Maybe with Mitchell's emergence, Gibbs will make a strong commitment to the run against the 49ers. Mitchell represents one of two poor personnel decisions by Gibbs this season. He should have made greater use of Mitchell earlier in the season, especially when Ricky Ervins was struggling. And he should have found some playing time for rookie wide receiver Desmond Howard when the Posse floundered.
Howard is out with a separated shoulder, but Gibbs at least can continue to use Mitchell, who gained 109 rushing yards and accounted for 209 all-purpose yards in the romp over the Vikings. With Washington running so well against Minnesota (196 yards), Rypien suddenly began passing like Rypien of last season. "We're back," offensive tackle Joe Jacoby says. Just that quickly, the Redskins began sounding more confident than the team that had backed into the playoffs a week before.
Expect the 49ers to attack the middle of Washington's defense, which could be bolstered by the return of tackle Eric Williams, its best run defender. The Redskins are extremely vulnerable to inside power rushes, and one of San Francisco's major improvements this season has been in its running scheme with halfbacks Ricky Watters and Amp Lee. Washington also could benefit from the return of cornerback Darrell Green, who missed the first-round game with a sore heel.

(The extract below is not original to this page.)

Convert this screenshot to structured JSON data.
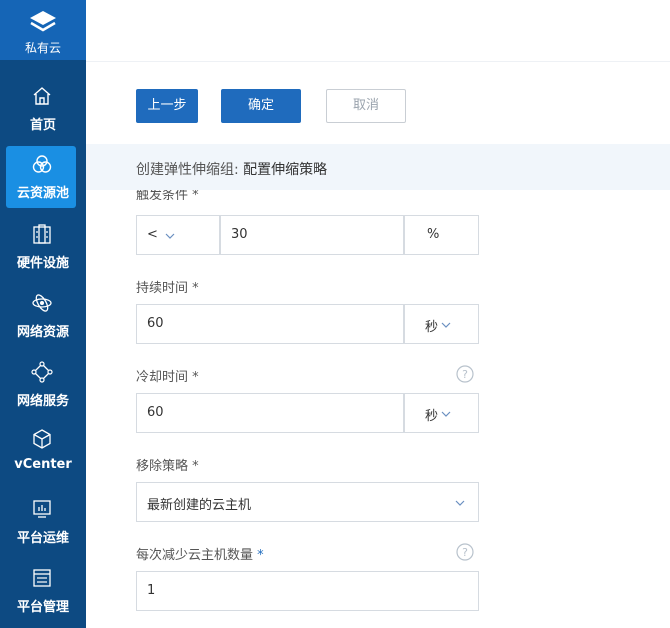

"Nobody expects Washington to go all the way, so there is no pressure on them," 49ers receiver Jerry Rice says. "That's the kind of team you have to worry about."
PHILADELPHIA AT DALLAS
Like Washington, Philadelphia's first-round playoff success can be attributed, in large part, to an effective running game. The Eagles, who have been an offensive mystery all season, overwhelmed the New Orleans Saints, in part, because of 136 rushing yards, including 88 in the second half and 105 overall by Heath Sherman, who has replaced Herschel Walker as Philadelphia's No. 1 running threat.